Cette rupture, impulsée par le nouveau président Bassirou Diomaye Faye et son Premier ministre Ousman Sonko, marque une volonté inédite de réappropriation de l'histoire nationale. Le choix du Professeur Diouf pour coordonner les cérémonies illustre cette détermination à porter un regard scientifique sur les événements du 1er décembre 1944.
À cette date, rappelle l'historien, entre 300 et 400 tirailleurs furent tués par l'armée française à Thiaroye. Ces anciens prisonniers de guerre, libérés des camps allemands, réclamaient simplement leurs droits : soldes impayées, indemnités et primes de démobilisation. La réponse coloniale fut brutale : 1200 soldats français encerclèrent le camp au petit matin, appuyés par des blindés.

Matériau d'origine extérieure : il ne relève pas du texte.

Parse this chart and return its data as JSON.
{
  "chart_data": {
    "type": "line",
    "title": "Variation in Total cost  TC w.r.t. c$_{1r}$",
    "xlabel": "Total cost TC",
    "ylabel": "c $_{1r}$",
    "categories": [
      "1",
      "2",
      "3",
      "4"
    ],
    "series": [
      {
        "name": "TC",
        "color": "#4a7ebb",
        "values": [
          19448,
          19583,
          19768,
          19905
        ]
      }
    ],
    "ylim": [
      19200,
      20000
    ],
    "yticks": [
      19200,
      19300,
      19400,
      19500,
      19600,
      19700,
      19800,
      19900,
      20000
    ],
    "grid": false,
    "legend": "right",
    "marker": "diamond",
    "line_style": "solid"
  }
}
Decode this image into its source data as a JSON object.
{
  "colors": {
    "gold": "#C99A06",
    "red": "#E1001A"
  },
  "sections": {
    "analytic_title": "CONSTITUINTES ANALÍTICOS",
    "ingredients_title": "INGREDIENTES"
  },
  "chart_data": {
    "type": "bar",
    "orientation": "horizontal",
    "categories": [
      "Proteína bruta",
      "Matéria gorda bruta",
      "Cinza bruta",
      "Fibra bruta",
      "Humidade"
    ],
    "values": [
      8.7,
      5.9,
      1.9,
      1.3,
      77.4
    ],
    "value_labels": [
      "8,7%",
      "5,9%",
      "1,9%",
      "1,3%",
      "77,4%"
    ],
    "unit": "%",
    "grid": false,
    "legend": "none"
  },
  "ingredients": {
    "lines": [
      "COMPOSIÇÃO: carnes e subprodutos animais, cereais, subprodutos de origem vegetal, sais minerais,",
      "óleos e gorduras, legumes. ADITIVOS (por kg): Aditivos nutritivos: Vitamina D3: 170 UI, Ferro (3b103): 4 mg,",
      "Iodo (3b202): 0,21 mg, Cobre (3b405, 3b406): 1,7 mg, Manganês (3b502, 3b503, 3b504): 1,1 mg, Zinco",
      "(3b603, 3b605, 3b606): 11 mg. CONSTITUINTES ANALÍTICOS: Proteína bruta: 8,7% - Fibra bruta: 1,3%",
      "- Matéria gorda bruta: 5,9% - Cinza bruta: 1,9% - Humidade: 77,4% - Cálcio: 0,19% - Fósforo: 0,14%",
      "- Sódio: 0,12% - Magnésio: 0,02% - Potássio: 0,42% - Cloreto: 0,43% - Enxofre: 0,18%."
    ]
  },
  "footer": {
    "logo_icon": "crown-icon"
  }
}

Pendant que les régimes successifs du Sénégal indépendant se taisaient, la France tentait d'étouffer l'affaire. Les archives ont été manipulées, le bilan officiel minimisé à 35 morts, puis 70. Il a fallu attendre 2024 pour que François Hollande reconnaisse ce "massacre à la mitrailleuse", selon ses termes, suivi récemment par Emmanuel Macron dans une lettre au président sénégalais.
Le gouvernement actuel entend désormais faire de Thiaroye un symbole de la conscience panafricaine. Un vaste programme mémoriel a été lancé, mobilisant les institutions culturelles, les médias nationaux et les collectivités locales. Cette initiative, souligne le Professeur Diouf, vise à "retourner l'événement à l'Afrique" en effaçant "la territorialisation coloniale".
Cette commémoration marque ainsi un double mouvement : reconnaissance tardive par l'ancienne puissance coloniale et réappropriation assumée par le nouveau pouvoir sénégalais, rompant avec des décennies de silence institutionnel. Un tournant historique qui pourrait ouvrir la voie à d'autres relectures nécessaires de l'histoire nationale.